When adversities don’t stop the spirit of learning…

Jiva Chenva, Foundation Teacher, Vadali, Gujarat

I was an education coordinator and life class conservator at Panol Primary School, Sabarkantha in the first semester. One day as the third-grade class teacher was on leave, I went to take the class. I received a cheerful welcome from the students except for one girl who was sitting quietly as if her smile was not coming from the heart. In the second semester, I was replaced by Varshaben Patel and felt the same way. She discussed her observation with me. The girl was Aarti and I finally met her in the school in the presence of Varshaben. Aarti was average in studies and her financial condition was very poor. But after listening to her hardship, I felt that she was god’s precious gift to her parents. Can you imagine an 8-year-old girl taking care of the entire family? She was doing it in the absence of a father who is no more and a mother who left her and her siblings. Aarti was living with her siblings and grandmother. I couldn’t muster the courage to hear more. I talked with other teachers about her and got better clarity about her situation. According to them, Aarti didn’t attend the school in 2nd grade as she had to take care of her younger siblings and blind grandmother. From smallest to biggest household work she was carrying on her petite young shoulders.

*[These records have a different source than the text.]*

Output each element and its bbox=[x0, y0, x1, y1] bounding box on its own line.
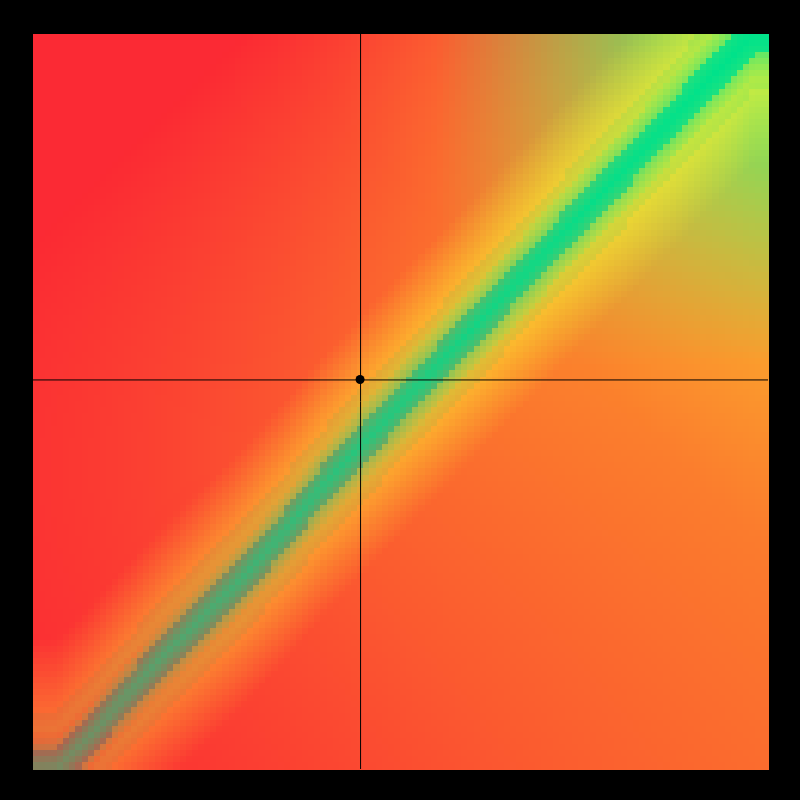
chart-container: TheBottleneck.com bbox=[0, 0, 800, 800]
heatmap-canvas bbox=[0, 0, 800, 800]
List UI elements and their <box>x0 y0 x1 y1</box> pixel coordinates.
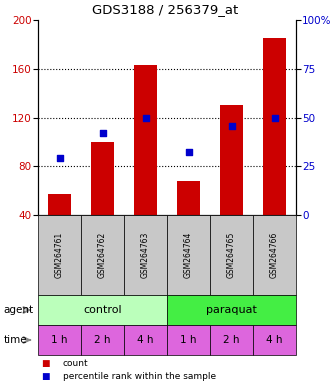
Text: paraquat: paraquat <box>206 305 257 315</box>
Text: ■: ■ <box>41 372 50 381</box>
Bar <box>263 38 286 215</box>
Text: percentile rank within the sample: percentile rank within the sample <box>63 372 216 381</box>
Bar <box>177 181 200 215</box>
Point <box>229 123 234 129</box>
Text: 4 h: 4 h <box>137 335 154 345</box>
Text: GSM264765: GSM264765 <box>227 232 236 278</box>
Text: count: count <box>63 359 88 367</box>
Text: time: time <box>3 335 27 345</box>
Text: control: control <box>83 305 122 315</box>
Text: 2 h: 2 h <box>94 335 111 345</box>
Bar <box>134 65 157 215</box>
Bar <box>48 194 71 215</box>
Text: 1 h: 1 h <box>180 335 197 345</box>
Point <box>100 130 105 136</box>
Point <box>57 155 62 161</box>
Text: agent: agent <box>3 305 33 315</box>
Text: 1 h: 1 h <box>51 335 68 345</box>
Text: GSM264766: GSM264766 <box>270 232 279 278</box>
Text: 4 h: 4 h <box>266 335 283 345</box>
Bar <box>220 105 243 215</box>
Bar <box>91 142 114 215</box>
Point <box>272 114 277 121</box>
Point <box>186 149 191 155</box>
Text: 2 h: 2 h <box>223 335 240 345</box>
Point <box>143 114 148 121</box>
Text: GSM264762: GSM264762 <box>98 232 107 278</box>
Text: GSM264764: GSM264764 <box>184 232 193 278</box>
Text: GSM264761: GSM264761 <box>55 232 64 278</box>
Text: GDS3188 / 256379_at: GDS3188 / 256379_at <box>92 3 239 16</box>
Text: GSM264763: GSM264763 <box>141 232 150 278</box>
Text: ■: ■ <box>41 359 50 367</box>
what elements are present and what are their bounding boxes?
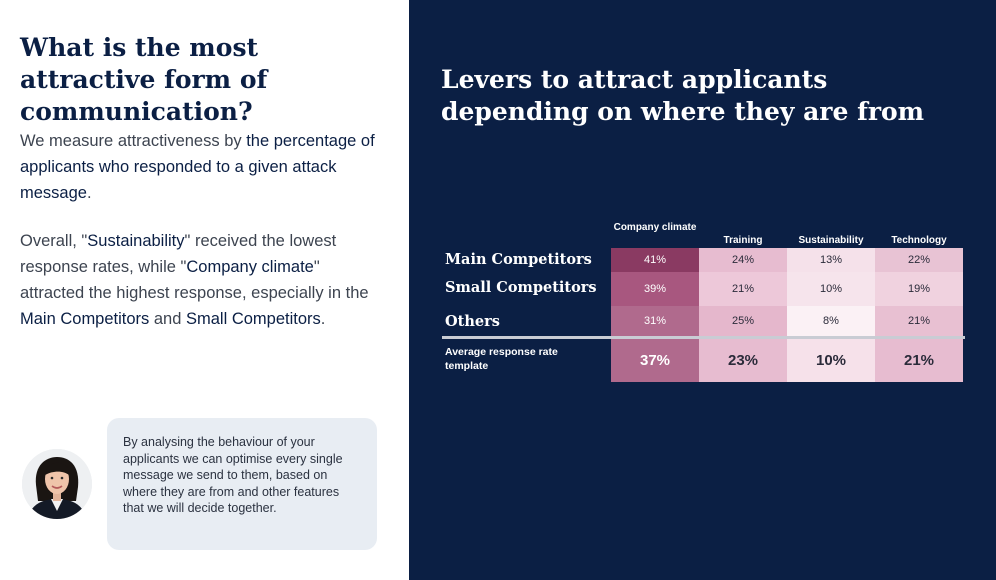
row-label-main-competitors: Main Competitors [445,251,592,268]
quote-bubble: By analysing the behaviour of your appli… [107,418,377,550]
average-cell: 23% [699,339,787,382]
table-cell: 19% [875,272,963,306]
quote-text: By analysing the behaviour of your appli… [123,435,343,515]
intro-text-c: . [86,184,92,202]
summary-text-i: . [320,310,326,328]
summary-paragraph: Overall, "Sustainability" received the l… [20,228,385,332]
table-cell: 8% [787,306,875,336]
table-cell: 24% [699,248,787,272]
average-cell: 21% [875,339,963,382]
person-avatar-icon [22,449,92,519]
summary-highlight-main-competitors: Main Competitors [20,310,150,328]
table-cell: 13% [787,248,875,272]
summary-text-g: and [149,310,186,328]
intro-paragraph: We measure attractiveness by the percent… [20,128,385,206]
table-cell: 39% [611,272,699,306]
column-header-sustainability: Sustainability [798,235,864,246]
table-cell: 10% [787,272,875,306]
table-cell: 22% [875,248,963,272]
column-header-technology: Technology [891,235,947,246]
summary-text-e: " attracted the highest response, especi… [20,258,369,302]
table-cell: 21% [875,306,963,336]
intro-text-a: We measure attractiveness by [20,132,247,150]
summary-highlight-company-climate: Company climate [186,258,314,276]
average-cell: 37% [611,339,699,382]
table-cell: 41% [611,248,699,272]
table-divider [442,336,965,339]
average-row-label: Average response rate template [445,346,558,372]
row-label-small-competitors: Small Competitors [445,279,597,296]
summary-text-a: Overall, " [20,232,88,250]
summary-highlight-sustainability: Sustainability [87,232,185,250]
right-panel: Levers to attract applicants depending o… [409,0,996,580]
left-panel: What is the most attractive form of comm… [0,0,409,580]
intro-highlight: the percentage of applicants who respond… [20,132,375,202]
left-title: What is the most attractive form of comm… [20,33,268,126]
average-cell: 10% [787,339,875,382]
row-label-others: Others [445,313,500,330]
column-header-company-climate: Company climate [613,222,697,233]
summary-text-c: " received the lowest response rates, wh… [20,232,337,276]
table-cell: 21% [699,272,787,306]
chart-title: Levers to attract applicants depending o… [441,65,925,126]
table-cell: 31% [611,306,699,336]
summary-highlight-small-competitors: Small Competitors [186,310,321,328]
column-header-training: Training [723,235,763,246]
table-cell: 25% [699,306,787,336]
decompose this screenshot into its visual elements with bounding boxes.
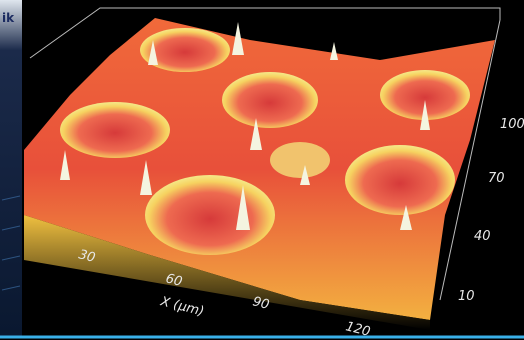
y-tick-label: 40 bbox=[474, 229, 491, 244]
left-panel-text: ik bbox=[2, 11, 15, 25]
y-tick-label: 10 bbox=[458, 289, 475, 304]
y-tick-label: 70 bbox=[488, 171, 505, 186]
screenshot: ik 306090120X (µm)104070100 bbox=[0, 0, 524, 340]
left-photo-strip bbox=[0, 0, 22, 336]
y-tick-label: 100 bbox=[500, 117, 524, 132]
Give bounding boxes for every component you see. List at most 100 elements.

But still, now she loves to come to school because class teacher Niruben is so compassionate towards all the students. She gets to learn new things, meet and play with her friends...it feels like school is a silver lining in her otherwise dull life.

This incident made me think about the responsibilities girl child bear from a young age. For them, it has always been living on an edge. I bow to Aarti. We as teachers try our best to relieve her hardship by fulfilling her needs, sometimes giving her extra mid-day meals and more. But that isn’t enough. I just wish if there is some Good Samaritan, who come forward and ensure a happy childhood for Aarti.